Research

Game and Optimization for Swarm Intelligence and Cyber-physical Systems

The deep integration of swarm intelligence and autonomous decision-making technologies is fundamentally transforming the architecture of complex decision systems. These systems are increasingly adopting a distributed paradigm, where the dynamics of the system and the local decision-making processes of autonomous agents are tightly coupled. This shift gives rise to collective intelligent decision-making systems, driven by individual autonomy yet coordinated to achieve system-level goals.

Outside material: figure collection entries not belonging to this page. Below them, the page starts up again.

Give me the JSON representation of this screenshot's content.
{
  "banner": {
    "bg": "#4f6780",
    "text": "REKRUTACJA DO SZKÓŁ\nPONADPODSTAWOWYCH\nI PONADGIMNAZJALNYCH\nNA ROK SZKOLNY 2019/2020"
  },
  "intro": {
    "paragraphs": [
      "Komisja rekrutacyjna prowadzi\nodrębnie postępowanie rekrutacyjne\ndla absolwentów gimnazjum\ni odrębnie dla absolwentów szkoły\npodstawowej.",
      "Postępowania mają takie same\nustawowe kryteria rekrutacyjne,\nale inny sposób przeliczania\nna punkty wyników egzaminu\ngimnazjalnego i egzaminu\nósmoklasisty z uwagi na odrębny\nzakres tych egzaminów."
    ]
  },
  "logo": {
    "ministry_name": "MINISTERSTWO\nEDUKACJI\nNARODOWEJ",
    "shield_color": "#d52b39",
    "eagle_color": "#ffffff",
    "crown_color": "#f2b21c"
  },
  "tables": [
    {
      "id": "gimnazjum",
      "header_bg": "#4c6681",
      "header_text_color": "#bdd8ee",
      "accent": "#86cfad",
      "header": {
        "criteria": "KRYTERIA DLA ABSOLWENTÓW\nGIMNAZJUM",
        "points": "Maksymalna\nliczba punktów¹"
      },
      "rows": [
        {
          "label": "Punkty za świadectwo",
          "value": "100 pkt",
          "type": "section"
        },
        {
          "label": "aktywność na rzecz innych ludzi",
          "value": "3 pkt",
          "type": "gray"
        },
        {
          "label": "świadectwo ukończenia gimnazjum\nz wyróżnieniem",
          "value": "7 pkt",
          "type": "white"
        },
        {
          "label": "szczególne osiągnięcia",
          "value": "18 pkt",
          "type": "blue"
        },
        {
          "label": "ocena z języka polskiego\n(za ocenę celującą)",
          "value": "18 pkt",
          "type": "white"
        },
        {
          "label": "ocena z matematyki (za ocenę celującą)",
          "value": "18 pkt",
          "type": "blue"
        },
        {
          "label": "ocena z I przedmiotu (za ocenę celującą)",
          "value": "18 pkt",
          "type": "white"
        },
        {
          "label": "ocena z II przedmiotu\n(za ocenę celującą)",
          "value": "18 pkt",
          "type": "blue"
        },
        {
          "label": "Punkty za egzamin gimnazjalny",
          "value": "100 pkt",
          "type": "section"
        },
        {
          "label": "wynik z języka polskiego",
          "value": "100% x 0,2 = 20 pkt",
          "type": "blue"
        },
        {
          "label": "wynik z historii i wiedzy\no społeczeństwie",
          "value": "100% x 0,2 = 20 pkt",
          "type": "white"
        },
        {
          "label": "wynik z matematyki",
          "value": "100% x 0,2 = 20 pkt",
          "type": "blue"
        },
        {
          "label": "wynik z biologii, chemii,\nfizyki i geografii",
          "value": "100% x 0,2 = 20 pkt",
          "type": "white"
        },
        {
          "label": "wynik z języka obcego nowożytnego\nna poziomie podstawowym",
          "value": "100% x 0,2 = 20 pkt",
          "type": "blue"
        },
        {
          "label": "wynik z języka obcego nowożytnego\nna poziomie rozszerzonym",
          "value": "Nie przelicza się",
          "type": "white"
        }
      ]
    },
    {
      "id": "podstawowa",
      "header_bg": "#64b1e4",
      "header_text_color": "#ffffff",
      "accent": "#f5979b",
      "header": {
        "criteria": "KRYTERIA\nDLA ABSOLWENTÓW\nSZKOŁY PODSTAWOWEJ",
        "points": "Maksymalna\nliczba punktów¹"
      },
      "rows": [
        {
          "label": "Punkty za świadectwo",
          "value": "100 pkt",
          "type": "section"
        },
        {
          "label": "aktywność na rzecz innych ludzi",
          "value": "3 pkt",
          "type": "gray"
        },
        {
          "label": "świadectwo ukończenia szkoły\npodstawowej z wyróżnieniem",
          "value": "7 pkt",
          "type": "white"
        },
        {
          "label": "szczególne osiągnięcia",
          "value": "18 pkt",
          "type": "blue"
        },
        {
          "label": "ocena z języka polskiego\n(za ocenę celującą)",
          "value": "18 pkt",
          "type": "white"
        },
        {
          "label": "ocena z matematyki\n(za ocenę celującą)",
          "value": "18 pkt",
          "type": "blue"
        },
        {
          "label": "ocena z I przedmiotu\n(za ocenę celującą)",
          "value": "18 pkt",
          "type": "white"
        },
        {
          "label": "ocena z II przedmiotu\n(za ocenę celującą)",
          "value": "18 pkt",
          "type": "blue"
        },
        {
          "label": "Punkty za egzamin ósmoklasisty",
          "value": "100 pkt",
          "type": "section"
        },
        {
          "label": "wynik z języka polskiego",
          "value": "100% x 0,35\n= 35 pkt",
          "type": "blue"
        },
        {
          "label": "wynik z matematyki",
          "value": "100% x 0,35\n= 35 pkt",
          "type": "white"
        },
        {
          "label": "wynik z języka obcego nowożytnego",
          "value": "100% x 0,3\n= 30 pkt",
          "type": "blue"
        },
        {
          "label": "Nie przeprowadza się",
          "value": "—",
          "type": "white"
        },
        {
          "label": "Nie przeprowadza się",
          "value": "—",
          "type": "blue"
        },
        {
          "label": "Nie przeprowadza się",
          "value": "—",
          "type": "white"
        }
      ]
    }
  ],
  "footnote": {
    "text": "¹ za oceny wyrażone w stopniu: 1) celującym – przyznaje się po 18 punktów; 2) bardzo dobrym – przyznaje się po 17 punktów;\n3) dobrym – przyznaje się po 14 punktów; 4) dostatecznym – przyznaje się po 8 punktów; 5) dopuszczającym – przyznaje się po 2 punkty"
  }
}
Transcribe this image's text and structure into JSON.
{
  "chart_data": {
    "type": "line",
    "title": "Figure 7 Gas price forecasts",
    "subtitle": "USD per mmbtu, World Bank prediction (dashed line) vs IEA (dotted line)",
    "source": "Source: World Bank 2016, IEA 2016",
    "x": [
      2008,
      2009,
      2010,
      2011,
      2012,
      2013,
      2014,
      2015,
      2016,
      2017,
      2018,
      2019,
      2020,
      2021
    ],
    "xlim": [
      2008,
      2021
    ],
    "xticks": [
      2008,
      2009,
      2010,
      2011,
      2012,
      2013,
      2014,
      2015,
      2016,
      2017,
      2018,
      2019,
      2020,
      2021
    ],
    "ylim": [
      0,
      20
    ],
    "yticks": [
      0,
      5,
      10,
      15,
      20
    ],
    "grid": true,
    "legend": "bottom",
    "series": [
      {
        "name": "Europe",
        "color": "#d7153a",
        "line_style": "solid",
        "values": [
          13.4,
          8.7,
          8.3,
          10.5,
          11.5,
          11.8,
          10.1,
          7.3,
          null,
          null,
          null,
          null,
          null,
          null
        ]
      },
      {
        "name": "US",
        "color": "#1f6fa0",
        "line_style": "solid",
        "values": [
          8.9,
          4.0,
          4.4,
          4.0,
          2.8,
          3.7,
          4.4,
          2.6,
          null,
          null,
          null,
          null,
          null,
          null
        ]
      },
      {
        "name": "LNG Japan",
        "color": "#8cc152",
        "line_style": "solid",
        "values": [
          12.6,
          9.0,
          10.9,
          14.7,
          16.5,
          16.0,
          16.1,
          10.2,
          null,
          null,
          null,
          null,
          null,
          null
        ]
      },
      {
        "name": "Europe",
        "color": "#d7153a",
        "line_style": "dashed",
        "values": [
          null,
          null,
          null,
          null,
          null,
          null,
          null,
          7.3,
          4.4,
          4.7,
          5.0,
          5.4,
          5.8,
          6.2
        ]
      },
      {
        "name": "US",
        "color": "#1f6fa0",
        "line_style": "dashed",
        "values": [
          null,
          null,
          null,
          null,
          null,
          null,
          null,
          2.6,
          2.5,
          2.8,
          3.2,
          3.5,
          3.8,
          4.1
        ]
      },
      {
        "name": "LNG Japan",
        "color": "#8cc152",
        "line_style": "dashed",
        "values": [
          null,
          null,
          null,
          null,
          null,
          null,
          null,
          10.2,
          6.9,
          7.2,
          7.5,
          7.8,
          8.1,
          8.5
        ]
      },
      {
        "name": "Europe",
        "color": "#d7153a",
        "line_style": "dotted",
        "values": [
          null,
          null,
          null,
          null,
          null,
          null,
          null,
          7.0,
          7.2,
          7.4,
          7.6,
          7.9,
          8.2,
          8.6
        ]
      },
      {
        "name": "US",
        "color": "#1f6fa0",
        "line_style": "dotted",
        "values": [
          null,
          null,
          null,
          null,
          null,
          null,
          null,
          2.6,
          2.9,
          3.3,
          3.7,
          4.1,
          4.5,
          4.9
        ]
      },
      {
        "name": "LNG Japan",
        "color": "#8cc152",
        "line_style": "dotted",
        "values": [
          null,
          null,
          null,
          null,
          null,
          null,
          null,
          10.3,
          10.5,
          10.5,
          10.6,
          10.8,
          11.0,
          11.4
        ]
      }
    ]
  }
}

In this context, game-theoretic and optimization-based methods for swarm intelligence have become key technologies for enabling cooperation and coordination in autonomous multi-agent systems. They are widely applied in areas such as:

• Resource allocation in smart cities

• Cooperative control of autonomous swarms

• Route planning in intelligent transportation

• Strategy design in sharing economies

Despite their promise, these systems face fundamental challenges. Due to heterogeneous objectives and self-interested behaviors among agents under networked coupling, there is often a conflict between individual rationality and collective welfare. This tension can lead to suboptimal group outcomes and even Pareto inefficiency. Traditional game-theoretic and optimization algorithms that lack incentive-aware design are often insufficient to guarantee efficient and stable system performance in such environments. Furthermore, factors such as individual autonomy constraints, budget limitations, and the decentralized nature of the system introduce significant information limitations and decision complexity. 

My research tackles these challenges by developing theoretical foundations and distributed algorithms for game and optimization in complex, decentralized cyber-physical systems. From a mathematical perspective, I aim to understand and design the infrastructure systems that will support future society.